Collision of Evidence and Assumptions: TMI Deja View.
Talbott et al.'s paper (1) suffers from the same logical mistake that we identified previously (2). Specifically, the authors undertook a study in which empirical findings cannot lead to rejection of the study's null hypothesis. Both Talbott et al. (1) and Hatch et al. (3,4), who reported on the Columbia University studies of cancer incidence, began with the assumption that the maximum possible radiation doses from the accident were well below average annual background radiation levels.
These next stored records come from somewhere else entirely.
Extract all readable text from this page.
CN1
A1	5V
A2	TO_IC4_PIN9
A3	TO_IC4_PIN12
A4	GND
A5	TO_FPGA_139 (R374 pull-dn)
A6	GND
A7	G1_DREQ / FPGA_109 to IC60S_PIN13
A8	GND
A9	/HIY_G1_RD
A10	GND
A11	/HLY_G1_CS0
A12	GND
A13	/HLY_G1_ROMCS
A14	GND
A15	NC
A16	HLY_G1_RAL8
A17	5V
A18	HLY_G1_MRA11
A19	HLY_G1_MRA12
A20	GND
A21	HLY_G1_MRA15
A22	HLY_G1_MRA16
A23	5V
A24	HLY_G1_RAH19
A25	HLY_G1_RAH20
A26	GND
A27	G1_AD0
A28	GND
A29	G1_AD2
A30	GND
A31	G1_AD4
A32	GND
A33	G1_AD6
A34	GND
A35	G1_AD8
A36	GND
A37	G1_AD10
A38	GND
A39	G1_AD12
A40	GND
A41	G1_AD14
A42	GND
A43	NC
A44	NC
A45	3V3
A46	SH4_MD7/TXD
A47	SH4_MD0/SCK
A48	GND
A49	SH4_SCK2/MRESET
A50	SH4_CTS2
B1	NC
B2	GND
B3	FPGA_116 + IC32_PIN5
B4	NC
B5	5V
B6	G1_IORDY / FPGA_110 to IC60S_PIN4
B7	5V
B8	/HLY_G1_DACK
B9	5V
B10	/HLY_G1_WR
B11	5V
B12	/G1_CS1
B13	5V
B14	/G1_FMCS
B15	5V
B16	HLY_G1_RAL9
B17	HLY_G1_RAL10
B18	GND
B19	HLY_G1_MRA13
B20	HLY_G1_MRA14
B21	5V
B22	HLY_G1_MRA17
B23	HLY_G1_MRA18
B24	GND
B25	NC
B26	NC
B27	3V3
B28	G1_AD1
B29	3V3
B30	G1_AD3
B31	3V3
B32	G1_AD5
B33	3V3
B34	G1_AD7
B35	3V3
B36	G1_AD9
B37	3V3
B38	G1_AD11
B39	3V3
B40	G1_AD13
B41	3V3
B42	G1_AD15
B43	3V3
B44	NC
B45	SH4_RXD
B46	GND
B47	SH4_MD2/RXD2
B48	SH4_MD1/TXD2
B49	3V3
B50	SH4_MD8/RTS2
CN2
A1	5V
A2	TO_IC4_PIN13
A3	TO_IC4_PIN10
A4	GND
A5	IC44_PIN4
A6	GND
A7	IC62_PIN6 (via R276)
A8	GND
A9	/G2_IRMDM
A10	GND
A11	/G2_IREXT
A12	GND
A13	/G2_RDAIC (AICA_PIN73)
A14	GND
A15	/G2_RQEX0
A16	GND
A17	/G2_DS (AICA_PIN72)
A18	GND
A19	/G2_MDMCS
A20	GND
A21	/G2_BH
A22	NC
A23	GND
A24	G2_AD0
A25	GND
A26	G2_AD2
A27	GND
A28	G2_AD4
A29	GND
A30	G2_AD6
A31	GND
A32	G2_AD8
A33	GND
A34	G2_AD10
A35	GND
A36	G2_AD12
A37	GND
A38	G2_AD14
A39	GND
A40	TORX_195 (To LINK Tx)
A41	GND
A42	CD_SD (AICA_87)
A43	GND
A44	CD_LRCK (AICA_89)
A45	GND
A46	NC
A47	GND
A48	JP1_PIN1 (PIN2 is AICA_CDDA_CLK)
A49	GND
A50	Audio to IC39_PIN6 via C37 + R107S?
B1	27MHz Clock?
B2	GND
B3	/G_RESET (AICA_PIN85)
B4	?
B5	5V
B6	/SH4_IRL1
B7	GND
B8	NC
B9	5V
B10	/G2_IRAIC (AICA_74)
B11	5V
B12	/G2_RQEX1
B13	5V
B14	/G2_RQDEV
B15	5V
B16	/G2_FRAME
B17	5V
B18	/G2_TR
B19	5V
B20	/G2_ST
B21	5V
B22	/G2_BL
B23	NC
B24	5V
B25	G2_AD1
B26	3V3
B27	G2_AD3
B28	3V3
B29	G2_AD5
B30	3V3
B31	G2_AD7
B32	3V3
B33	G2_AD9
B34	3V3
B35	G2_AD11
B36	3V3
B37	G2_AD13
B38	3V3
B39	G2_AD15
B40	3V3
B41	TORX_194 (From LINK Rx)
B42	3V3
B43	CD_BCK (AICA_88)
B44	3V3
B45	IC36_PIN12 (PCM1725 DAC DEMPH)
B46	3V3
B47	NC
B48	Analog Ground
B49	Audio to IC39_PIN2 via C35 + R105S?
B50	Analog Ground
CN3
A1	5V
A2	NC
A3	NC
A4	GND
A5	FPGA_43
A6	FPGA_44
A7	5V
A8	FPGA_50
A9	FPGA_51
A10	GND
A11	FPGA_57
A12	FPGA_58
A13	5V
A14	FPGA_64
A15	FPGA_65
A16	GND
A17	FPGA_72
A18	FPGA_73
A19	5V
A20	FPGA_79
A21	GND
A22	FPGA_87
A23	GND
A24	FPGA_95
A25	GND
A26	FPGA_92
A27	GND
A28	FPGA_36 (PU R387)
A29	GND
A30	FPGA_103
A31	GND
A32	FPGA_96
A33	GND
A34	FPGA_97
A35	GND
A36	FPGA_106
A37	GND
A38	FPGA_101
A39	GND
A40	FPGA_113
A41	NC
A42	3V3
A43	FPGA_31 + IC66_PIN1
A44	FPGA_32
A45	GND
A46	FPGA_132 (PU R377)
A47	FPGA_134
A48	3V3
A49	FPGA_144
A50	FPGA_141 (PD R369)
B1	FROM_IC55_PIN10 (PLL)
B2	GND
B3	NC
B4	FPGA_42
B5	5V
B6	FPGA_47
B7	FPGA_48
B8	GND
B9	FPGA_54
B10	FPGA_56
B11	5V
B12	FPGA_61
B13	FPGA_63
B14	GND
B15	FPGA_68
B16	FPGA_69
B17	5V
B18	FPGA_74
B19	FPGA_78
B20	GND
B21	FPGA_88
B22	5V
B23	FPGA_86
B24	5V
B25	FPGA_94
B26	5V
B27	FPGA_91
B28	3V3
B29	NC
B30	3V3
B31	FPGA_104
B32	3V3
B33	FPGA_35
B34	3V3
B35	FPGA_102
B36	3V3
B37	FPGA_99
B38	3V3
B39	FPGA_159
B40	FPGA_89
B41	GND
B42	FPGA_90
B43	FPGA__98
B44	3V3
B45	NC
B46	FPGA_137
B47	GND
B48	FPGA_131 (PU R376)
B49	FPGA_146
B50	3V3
Even if standard radiation risk estimates are underestimated by an order of magnitude or more, such doses would be associated with very small increases in cancer in a general population with heterogeneous susceptibility (2). Given the measurement constraints of epidemiologic studies, it would not be possible to detect an accident-related increase in cancer at the dose levels assumed by these authors. Thus, when they find increased cancer rates among residents assumed to have received relatively higher radiation doses from the accident, such as the significant linear trend in female breast cancer (1), the authors must conclude that the association is not due to the exposure they are studying. There is no scientific reason to conduct a study in which the null hypothesis cannot be rejected due to a priori assumptions. This logical problem was further discussed in letters to EHP (5-8). Interestingly, Talbott et al. (1) did not cite our paper, which introduced this logical problem (2), or the subsequent letters (5-8).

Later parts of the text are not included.